— Что вы так расстроены? — спросила мама Зазулина, а он пришел с почтальоном, и у мамы в руках было письмо брата, а Зоя нетерпеливо разрывала конверт, взяв со стола десертный нож.
— Да нечему радоваться, — хмуря брови, сказал Зазулин, — неопределенность. Конечно, есть надежды, что вмешаются англичане и все обойдется.
Не помню, сколько дней прошло после отъезда французских гостей, но началось как будто сразу после их отбытия. Мы не знали о состоявшемся в Красном Селе заседании министров, но тогда все было спокойно не только у нас, но и в летней Европе, а началось это где-то на самом верху, среди каких-то ведавших судьбами мира, до сих пор для меня неведомых людей.
— Во время ультиматума австрийцы мобилизовались, а Германия, — сказал Зазулин, — нам дает совет не вмешиваться в это дело. Часы протекают, сербский королевич Александр обратился к государю, взывая о помощи. Все надо сделать для мира, пока остается хоть малейшая надежда, — говорил он.
Времена были наивные, мы не знали тогда, что все это — слова, а под словами кроется уже давно задуманное, решенное и рассчитанное заранее, до малейших деталей и даже на долгие времена, мы были доверчивым и неискушенным народом.
— А поведение австрийцев — прямой вызов России, — я слышу теперь, как доносятся до меня голоса из прошлого. — Да, удар направлен не против Сербии, а против нас, — говорил Зазулин, — у них все было там обдумано, взвешено и давно уже решено. И то, как мы отнесемся к этому, было известно, и наши чувства они изучили, как холодные доктора ставят опыты с живыми существами и смотрят, какие на то должны последовать душевные движения, — вот почему оказались безуспешными все усилия русского правительства сохранить мир.
Двадцать восьмого Австрия — как потом оказалось, она должна была сыграть только роль внешнего зачинщика и жертвы — объявила Сербии войну, и началась бомбардировка Белграда, потому что надо было что-то сразу делать, чтобы не было возможности отступления и передышки.
Объявление Австрией войны Сербии заставило государя дать приказ о частичной мобилизации, хотя, как потом рассказывали нам, ввиду угрожающего положения необходима была всеобщая мобилизация.
— Был бы жив эрцгерцог, — сказал Зазулин, — Австрия никогда бы не предъявила ультиматума, — вот теперь-то и приоткрывается тайна этого, можно сказать, принципиального убийства. Да разве австрийцы решились бы, — читая газеты, говорил он, — кабы немцы не стояли у них за спиною и не подсказывали, что делать.
— А кто подсказывает-то?
— А уж это потом, когда нас и в живых, может быть, не будет, все откроется.
— Когда же?
— А вот когда все тайное станет явным, когда сами дела, можно сказать, обличат их.

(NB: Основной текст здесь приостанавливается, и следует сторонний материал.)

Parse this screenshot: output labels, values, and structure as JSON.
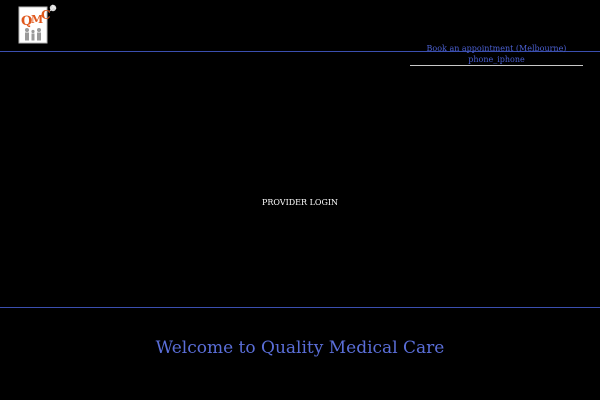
{
  "header": {
    "logo": {
      "text": "QMC"
    },
    "book_appointment": "Book an appointment (Melbourne)",
    "phone": "phone_iphone"
  },
  "main": {
    "provider_login": "PROVIDER LOGIN",
    "welcome_title": "Welcome to Quality Medical Care"
  },
  "colors": {
    "background": "#000000",
    "link": "#4a5fd0",
    "divider": "#3b4fb0",
    "logo_orange": "#e0581c"
  }
}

Да, кто-то в Австрии удачно выбрал время для представления Сербии ультиматума, — говорил Зазулин, — видите, как заранее все было обдумано и ловко подстроено. Словно кто-то в этих дипломатических канцеляриях только того и ожидал — все политические деятели отдыхали на курортах и в швейцарских горах, а Пуанкаре находился в открытом море. Вот тогда-то австрийский посланник в Белграде, имени которого я и не упомню, без ведома австрийского монарха предъявил ультиматум сербскому правительству, и враждебный тон австрийского ультиматума был столь неожиданным, что привел в негодование, как писали в газетах, весь культурный мир.
Тем вечером я три раза купался, а в девять часов вечера была получена телеграмма о мобилизации.
— Да что же это?
— Спи, спи, — говорила мама, но сама не спала всю ночь, а мне Платошка рассказал, что бьют в набат в глухих селах, извещая народ, как во время пожара, и что в Москве, где брат, и везде, по всей России, происходит мобилизация, а в казачьих станицах трубачи, выехав на курганы, играют тревогу.
— Да ведь и ты с Иришей не спишь, — говорил я и знал, что она думает о Ване, потому что и в Москве, где брат, тревожная ночь. Я босой подходил к дверям, прислушивался — да нет, все тихо, но уже не было в тишине прежнего, и я знал, что в казармах не спят и везде что-то сдвинулось.
Мобилизация шла точная и быстрая, и это я увидел не только на казарменном дворе, но и по тому, как вели лошадей.
— Да что там говорить, — махнув рукой, резко сказал растерянному Зазулину босой, лохматый и неистовый до порывистости в этот день Платошка. Он помогал выводить из конюшни лошадь, на которой отвез брата с Кирой на хутор после венчания, — что там твои газеты, что там толковать, выводи коня, ваше степенство, пришла беда, теперь прежней жизни конец.